正式な婚姻関係の妻以外に2人の愛人を持ち、採算性を無視した
仕事によって莫大な借金をかかえ、行き倒れに近い形で
ピッツバーグ駅の男子トイレで心臓発作で死んでしまった父を
2番目の愛人の息子、ナサニエルが足跡をたどりながら、
その真実の姿に近づいていく。


3つの家族を持ちながらも、それぞれをある意味ないがしろに
した父。建築家というよりも哲学者のような発言をする
謎の人物であった父。社会性が欠落し、経済合理性の観念など
まったくない事務所経営。
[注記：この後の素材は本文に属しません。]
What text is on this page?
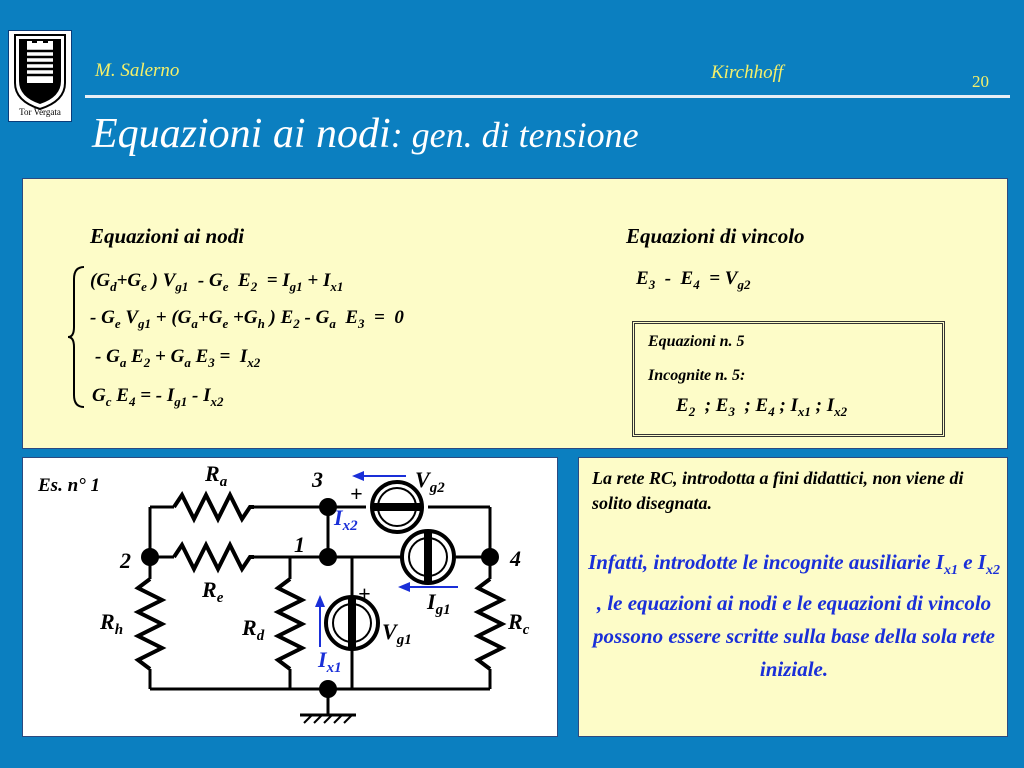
Tor Vergata
M. Salerno	Kirchhoff	20
Equazioni ai nodi: gen. di tensione
Equazioni ai nodi	Equazioni di vincolo
($G_d+G_e$ ) $V_{g1} - G_e$  $E_2 = I_{g1} + I_{x1}$
- $G_e$ $V_{g1} + (G_a+G_e +G_h$ ) $E_2 - G_a$  $E_3 = 0$
- $G_a$ $E_2 + G_a$ $E_3 = I_{x2}$
$G_c$ $E_4$ = - $I_{g1} - I_{x2}$
$E_3 - E_4 = V_{g2}$
Equazioni n. 5
Incognite n. 5:
$E_2$  ; $E_3$  ; $E_4$ ; $I_{x1}$ ; $I_{x2}$
Es. n° 1	3
1
2	4
$R_a$
$R_e$
$R_h$	$R_d$
$R_c$
$V_{g2}$
$I_{g1}$
$V_{g1}$
$I_{x2}$
$I_{x1}$
+
+
La rete RC, introdotta a fini didattici, non viene di solito disegnata.
Infatti, introdotte le incognite ausiliarie $I_{x1}$ e $I_{x2}$ , le equazioni ai nodi e le equazioni di vincolo possono essere scritte sulla base della sola rete iniziale.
そして表だって誰にも言わなかった
ユダヤ人としてのアイデンティ。


建築物を追いながら、関係する人々にインタビューしながら
多面的で奥深い建築家、芸術家であった父親の実像に
映画がすすむにつれ徐々に迫っていきます。
そして映画の最後、バングラディシュのカーン死後
9年を経て完成した国会議事堂をもって、その生涯の意味に
息子なりにたどりつき、それに決着をつけるかたちで
映画は終わります。


正直な話、私には映画の主題がよく理解できませんでした。
家族との葛藤を主題としているのか、父を理解しようと
してるその息子の話なのか、破天荒な天才の
有様をたどるのを目的としているのか。
個人的にはどれも掘り下げが十分でなく、見終わったあと、
あともうチョイ!みたいな印象が残りました。


映画の中で取り上げられた建物は、詳しい方、それを専門と
してる方にはそれだけでも観るに値するものでしょう。
素人の私でも、目を見張る建物少なくなかったです。
だからではないですが、もっと「建物に喋らせる」手法のが
よかったように思います。たまたま残ってたカーンの映像、
あまり意味の感じられないインタビューをつなぎ合わせるより
それのがよかった。


結局のところ結論は、芸術家はその残した作品が一番雄弁に
本人を語ってくれる。そんなようなことを思いながら、
映画館を後にした私なのでした。